In order to minimize the visual band that occurs from the overlap region, a number of techniques have been proposed to “blend” the image to reduce the visual differences from one region to another. A simple blending method would output pixels in the overlapping edge regions of projector A and B at only 50% of their source brightness. Or, similarly, another simple method would have the pixels in the overlapping edge region of projector A be set to black (0% brightness) and pixels from overlapping edge region of projector B be left unchanged. Either method might conclude that the additive output will equate with 100% source brightness on the display surface.
However, this assumption incorrectly simplifies conditions that exist with actual projectors. With such an approach, boundaries between non-overlapped and overlapped regions (at the left or right edges) require perfect alignment or results are visible as bright seams or gaps. Also, the extra light output by a single projector, even if emitting black, can affect the color blending enough to notice the edge boundaries. Device light output levels are seldom identical and so the 50%/50% approach cannot ensure success. Better blending is required to smoothly transition among non-overlapping and overlapping regions.

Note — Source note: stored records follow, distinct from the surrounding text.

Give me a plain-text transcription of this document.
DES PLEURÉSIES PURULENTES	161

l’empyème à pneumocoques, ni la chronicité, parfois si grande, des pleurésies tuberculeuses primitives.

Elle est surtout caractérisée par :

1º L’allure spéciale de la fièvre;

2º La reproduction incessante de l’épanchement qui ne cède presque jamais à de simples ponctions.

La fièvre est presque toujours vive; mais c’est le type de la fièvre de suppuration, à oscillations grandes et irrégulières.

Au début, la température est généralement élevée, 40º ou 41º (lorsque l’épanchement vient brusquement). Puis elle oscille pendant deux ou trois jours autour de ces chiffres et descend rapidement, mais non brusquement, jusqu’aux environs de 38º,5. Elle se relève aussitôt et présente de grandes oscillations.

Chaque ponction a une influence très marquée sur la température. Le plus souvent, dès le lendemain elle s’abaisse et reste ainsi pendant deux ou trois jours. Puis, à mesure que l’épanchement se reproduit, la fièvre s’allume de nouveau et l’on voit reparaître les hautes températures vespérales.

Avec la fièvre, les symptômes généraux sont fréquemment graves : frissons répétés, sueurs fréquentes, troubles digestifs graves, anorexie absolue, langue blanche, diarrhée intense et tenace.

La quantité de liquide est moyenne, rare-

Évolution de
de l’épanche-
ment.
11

One better technique is to gradually reduce the output brightness for each projector pixel in the overlapping region in a reciprocal fashion. The brightness level of one projector gradual diminishes while the brightness of the other increases across the overlapping region. Each individual projector therefore contributes maximum brightness at its inside edge, equivalent to the non-overlapping regions nearest said edge, and contributes minimum brightness at its outside edge, furthest overlapped into the opposite projector at the boundary to the opposite projector's non-overlapped region. For example, pixels at the inside edges of the overlapping region are output at 100% brightness, while pixels at the outside edges are output at 0% brightness. This ensures that at any point between the left and right edges, exactly 100% brightness will be achieved through a combination of the brightness of projector A plus the brightness of projector B. Since each logical pixel in the overlap region has some brightness value from either projector A or B, and no logical pixel contributes more than 100% brightness, there should be no seams or gaps.

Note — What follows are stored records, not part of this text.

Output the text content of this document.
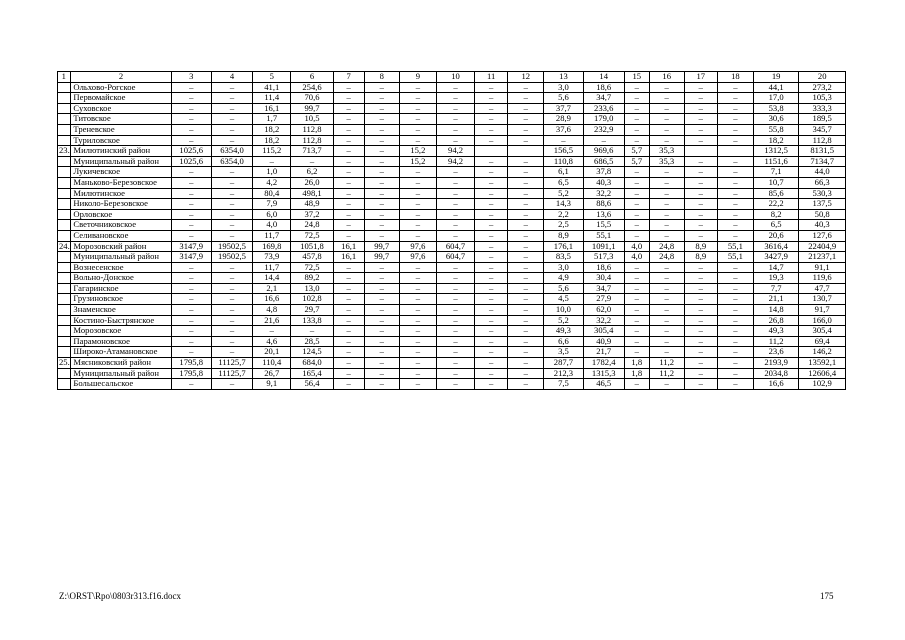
1	2	3	4	5	6	7	8	9	10	11	12	13	14	15	16	17	18	19	20
	Ольхово-Рогское	–	–	41,1	254,6	–	–	–	–	–	–	3,0	18,6	–	–	–	–	44,1	273,2
	Первомайское	–	–	11,4	70,6	–	–	–	–	–	–	5,6	34,7	–	–	–	–	17,0	105,3
	Суховское	–	–	16,1	99,7	–	–	–	–	–	–	37,7	233,6	–	–	–	–	53,8	333,3
	Титовское	–	–	1,7	10,5	–	–	–	–	–	–	28,9	179,0	–	–	–	–	30,6	189,5
	Треневское	–	–	18,2	112,8	–	–	–	–	–	–	37,6	232,9	–	–	–	–	55,8	345,7
	Туриловское	–	–	18,2	112,8	–	–	–	–	–	–	–	–	–	–	–	–	18,2	112,8
23.	Милютинский район	1025,6	6354,0	115,2	713,7	–	–	15,2	94,2			156,5	969,6	5,7	35,3			1312,5	8131,5
	Муниципальный район	1025,6	6354,0	–	–	–	–	15,2	94,2	–	–	110,8	686,5	5,7	35,3	–	–	1151,6	7134,7
	Лукичевское	–	–	1,0	6,2	–	–	–	–	–	–	6,1	37,8	–	–	–	–	7,1	44,0
	Маньково-Березовское	–	–	4,2	26,0	–	–	–	–	–	–	6,5	40,3	–	–	–	–	10,7	66,3
	Милютинское	–	–	80,4	498,1	–	–	–	–	–	–	5,2	32,2	–	–	–	–	85,6	530,3
	Николо-Березовское	–	–	7,9	48,9	–	–	–	–	–	–	14,3	88,6	–	–	–	–	22,2	137,5
	Орловское	–	–	6,0	37,2	–	–	–	–	–	–	2,2	13,6	–	–	–	–	8,2	50,8
	Светочниковское	–	–	4,0	24,8	–	–	–	–	–	–	2,5	15,5	–	–	–	–	6,5	40,3
	Селивановское	–	–	11,7	72,5	–	–	–	–	–	–	8,9	55,1	–	–	–	–	20,6	127,6
24.	Морозовский район	3147,9	19502,5	169,8	1051,8	16,1	99,7	97,6	604,7	–	–	176,1	1091,1	4,0	24,8	8,9	55,1	3616,4	22404,9
	Муниципальный район	3147,9	19502,5	73,9	457,8	16,1	99,7	97,6	604,7	–	–	83,5	517,3	4,0	24,8	8,9	55,1	3427,9	21237,1
	Вознесенское	–	–	11,7	72,5	–	–	–	–	–	–	3,0	18,6	–	–	–	–	14,7	91,1
	Вольно-Донское	–	–	14,4	89,2	–	–	–	–	–	–	4,9	30,4	–	–	–	–	19,3	119,6
	Гагаринское	–	–	2,1	13,0	–	–	–	–	–	–	5,6	34,7	–	–	–	–	7,7	47,7
	Грузиновское	–	–	16,6	102,8	–	–	–	–	–	–	4,5	27,9	–	–	–	–	21,1	130,7
	Знаменское	–	–	4,8	29,7	–	–	–	–	–	–	10,0	62,0	–	–	–	–	14,8	91,7
	Костино-Быстрянское	–	–	21,6	133,8	–	–	–	–	–	–	5,2	32,2	–	–	–	–	26,8	166,0
	Морозовское	–	–	–	–	–	–	–	–	–	–	49,3	305,4	–	–	–	–	49,3	305,4
	Парамоновское	–	–	4,6	28,5	–	–	–	–	–	–	6,6	40,9	–	–	–	–	11,2	69,4
	Широко-Атамановское	–	–	20,1	124,5	–	–	–	–	–	–	3,5	21,7	–	–	–	–	23,6	146,2
25.	Мясниковский район	1795,8	11125,7	110,4	684,0	–	–	–	–	–	–	287,7	1782,4	1,8	11,2	–	–	2193,9	13592,1
	Муниципальный район	1795,8	11125,7	26,7	165,4	–	–	–	–	–	–	212,3	1315,3	1,8	11,2	–	–	2034,8	12606,4
	Большесальское	–	–	9,1	56,4	–	–	–	–	–	–	7,5	46,5	–	–	–	–	16,6	102,9
Z:\ORST\Rpo\0803r313.f16.docx	175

Again, in actual practice, this better but still simple technique results in some visual bands or gaps in the image. Thus, in practice, the projectors are further adjusted using different blending formulas until the overall image looks fairly uniform. The terms “function,” formula,” and “algorithm” are used interchangeably herein to describe any method that blends or smoothes the overlap region formed between two projected images. As will be appreciated, there are an infinite number of blending formulas that can be used. But, there was no method available to determine the best formula for a particular situation, i.e., a particular set of projectors. Commonly assigned U.S. patent application Ser. No. 12/501,162, filed Jul. 10, 2009, which is hereby incorporated by reference in its entirety, addressed the problem of determining the best formula for a particular situation.
Our prior work was focused only on horizontal or vertical strips of projector configurations such as one row or column with two projectors (1×2), one row or column with three projectors (1×3), up to one row or column with four projectors (1×4). This worked well but the aspect ratio of such configurations was towards the panoramic and did not match the aspect ratio of most common media formats. With recent work to add more projectors (up to eight) to a single system we needed a new blending approach that would allow projector configurations such as two rows and two columns with two projectors stacked in each of the two columns (2×2), two rows and three columns with two projectors stacked in each of the three columns (2×3), and two rows and four columns with two projectors stacked in each of the four columns (2×4). These configurations create a greater challenge than the previous system that only had to blend the output between two projectors. These new configurations required a blending approach that would blend up to four projectors in a single overlap region.